During the presentation to the council Ward 3 Progressive Brian Pine requested an update on current tax payments and the mayor asked Chief Administrative Officer Katherine Schad to respond. “Just to get an idea of what position we're in as a city right now.”
Shad: “We are about $1,400,000 below where we were at this point in last year.”
Pine: “Okay. And so the ramifications of that for the city, in terms of our budget is something that I'd like to hear what impact that has on us going forward.”
Weinberger: “It is the lost revenues that are, really that drive the challenge.”

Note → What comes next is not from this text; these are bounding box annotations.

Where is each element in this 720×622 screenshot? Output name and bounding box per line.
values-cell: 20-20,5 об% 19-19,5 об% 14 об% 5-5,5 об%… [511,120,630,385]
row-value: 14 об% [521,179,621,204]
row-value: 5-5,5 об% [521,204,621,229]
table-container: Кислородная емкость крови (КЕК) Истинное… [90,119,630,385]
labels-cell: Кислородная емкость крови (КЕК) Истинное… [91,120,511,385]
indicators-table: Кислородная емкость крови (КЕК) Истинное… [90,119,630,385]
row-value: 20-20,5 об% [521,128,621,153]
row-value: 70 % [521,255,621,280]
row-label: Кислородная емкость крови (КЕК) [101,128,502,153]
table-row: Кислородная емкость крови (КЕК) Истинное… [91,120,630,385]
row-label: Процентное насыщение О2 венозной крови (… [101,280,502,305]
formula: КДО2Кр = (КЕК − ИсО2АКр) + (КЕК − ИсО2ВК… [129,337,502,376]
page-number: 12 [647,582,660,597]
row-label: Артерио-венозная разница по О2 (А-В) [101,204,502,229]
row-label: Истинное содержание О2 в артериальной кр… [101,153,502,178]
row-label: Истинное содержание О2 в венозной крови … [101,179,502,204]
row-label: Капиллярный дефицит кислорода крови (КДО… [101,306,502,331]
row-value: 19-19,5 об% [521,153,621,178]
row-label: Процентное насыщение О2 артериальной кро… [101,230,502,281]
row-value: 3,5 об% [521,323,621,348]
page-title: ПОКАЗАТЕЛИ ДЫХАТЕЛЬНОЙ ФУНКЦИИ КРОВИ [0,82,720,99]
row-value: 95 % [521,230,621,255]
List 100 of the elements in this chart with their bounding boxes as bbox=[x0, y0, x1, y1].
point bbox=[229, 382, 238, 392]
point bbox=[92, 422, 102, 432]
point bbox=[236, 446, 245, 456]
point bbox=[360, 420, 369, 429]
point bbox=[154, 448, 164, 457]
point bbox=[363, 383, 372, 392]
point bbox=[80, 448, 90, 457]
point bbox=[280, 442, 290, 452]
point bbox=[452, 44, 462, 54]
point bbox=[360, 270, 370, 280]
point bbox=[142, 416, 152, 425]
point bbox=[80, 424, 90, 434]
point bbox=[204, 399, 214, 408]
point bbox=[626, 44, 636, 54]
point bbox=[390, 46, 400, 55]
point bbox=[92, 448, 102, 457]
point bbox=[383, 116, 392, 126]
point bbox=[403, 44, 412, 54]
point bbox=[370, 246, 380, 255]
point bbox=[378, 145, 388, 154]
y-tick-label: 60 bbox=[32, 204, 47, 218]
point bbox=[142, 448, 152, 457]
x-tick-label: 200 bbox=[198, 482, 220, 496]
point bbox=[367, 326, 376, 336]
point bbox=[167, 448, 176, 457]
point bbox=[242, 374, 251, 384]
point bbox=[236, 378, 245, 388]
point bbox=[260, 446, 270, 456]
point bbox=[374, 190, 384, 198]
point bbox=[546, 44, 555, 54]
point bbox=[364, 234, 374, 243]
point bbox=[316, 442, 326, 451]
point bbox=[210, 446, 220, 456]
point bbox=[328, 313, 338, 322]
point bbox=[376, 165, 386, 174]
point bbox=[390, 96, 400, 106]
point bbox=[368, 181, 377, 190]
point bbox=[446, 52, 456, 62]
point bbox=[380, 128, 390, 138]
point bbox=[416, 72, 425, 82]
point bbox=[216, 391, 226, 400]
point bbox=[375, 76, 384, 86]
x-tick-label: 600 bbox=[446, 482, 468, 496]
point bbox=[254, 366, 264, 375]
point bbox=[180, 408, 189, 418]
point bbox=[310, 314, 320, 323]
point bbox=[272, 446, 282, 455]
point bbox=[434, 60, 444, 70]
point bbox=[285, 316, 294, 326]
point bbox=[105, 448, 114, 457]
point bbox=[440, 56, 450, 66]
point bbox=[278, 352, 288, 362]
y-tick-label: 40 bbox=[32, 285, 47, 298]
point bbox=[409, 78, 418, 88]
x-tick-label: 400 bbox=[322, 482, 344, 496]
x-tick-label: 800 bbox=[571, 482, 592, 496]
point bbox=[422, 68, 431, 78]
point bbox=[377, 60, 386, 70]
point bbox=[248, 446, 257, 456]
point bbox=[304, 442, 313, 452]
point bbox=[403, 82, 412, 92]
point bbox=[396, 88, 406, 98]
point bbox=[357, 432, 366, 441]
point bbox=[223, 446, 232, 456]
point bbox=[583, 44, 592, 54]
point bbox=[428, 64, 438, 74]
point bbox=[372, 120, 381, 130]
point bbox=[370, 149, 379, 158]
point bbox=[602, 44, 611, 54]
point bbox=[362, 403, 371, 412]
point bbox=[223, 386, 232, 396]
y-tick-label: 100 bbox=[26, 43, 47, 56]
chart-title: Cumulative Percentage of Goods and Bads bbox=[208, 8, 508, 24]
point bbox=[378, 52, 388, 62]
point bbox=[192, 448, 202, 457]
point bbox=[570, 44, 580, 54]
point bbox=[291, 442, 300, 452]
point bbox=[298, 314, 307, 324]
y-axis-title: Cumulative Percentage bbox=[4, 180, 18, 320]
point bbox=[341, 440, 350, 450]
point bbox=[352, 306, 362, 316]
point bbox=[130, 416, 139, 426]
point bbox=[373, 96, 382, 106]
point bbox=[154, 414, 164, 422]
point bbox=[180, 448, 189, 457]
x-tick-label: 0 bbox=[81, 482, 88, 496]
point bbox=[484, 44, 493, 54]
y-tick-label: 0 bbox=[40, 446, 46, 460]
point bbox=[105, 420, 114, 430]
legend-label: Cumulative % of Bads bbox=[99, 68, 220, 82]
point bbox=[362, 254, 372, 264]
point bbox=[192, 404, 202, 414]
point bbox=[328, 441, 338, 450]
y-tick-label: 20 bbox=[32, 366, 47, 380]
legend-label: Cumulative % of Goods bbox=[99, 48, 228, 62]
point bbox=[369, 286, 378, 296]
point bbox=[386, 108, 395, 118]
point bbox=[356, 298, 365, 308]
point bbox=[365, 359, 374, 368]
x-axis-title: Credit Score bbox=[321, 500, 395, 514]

Weinberger said while the city will defer some priorities he plans to continue making progress on priority programs including promoting racial equity and transforming policing and public safety. “This is a moment where we need to make long overdue progress towards police transformation and racial justice. So the budget has $1.1 million in expense cuts. There's also nearly approximately 800,000 in reallocations to other departments. We are going to immediately allocate $300,000 of these cuts to a new fund for racial equity and police transformation. The remaining $800,000 in expense reductions are going to be needed, you know, for us to have a balanced budget.”
Ward 4 Democrat Sarah Carpenter echoed a few other councilors in desiring more details and analysis of the impacts of the proposed budget, especially cuts to the police department. “I was very interested in the data that Chief Murad provided on calls. Getting that would be very interesting and valuable. He mentioned that each shift is an average of eight people, you know, kind of looking at, okay, in a month, how many shifts how many people on a shift. And not that we should be micromanaging the budget but just to give us an understanding of how is the department staffed with whom, for what. I just would find that very helpful.”
The mayor’s proposed budget does not include employee layoffs or furloughs. The council is not expected to vote on it until at least June 29th.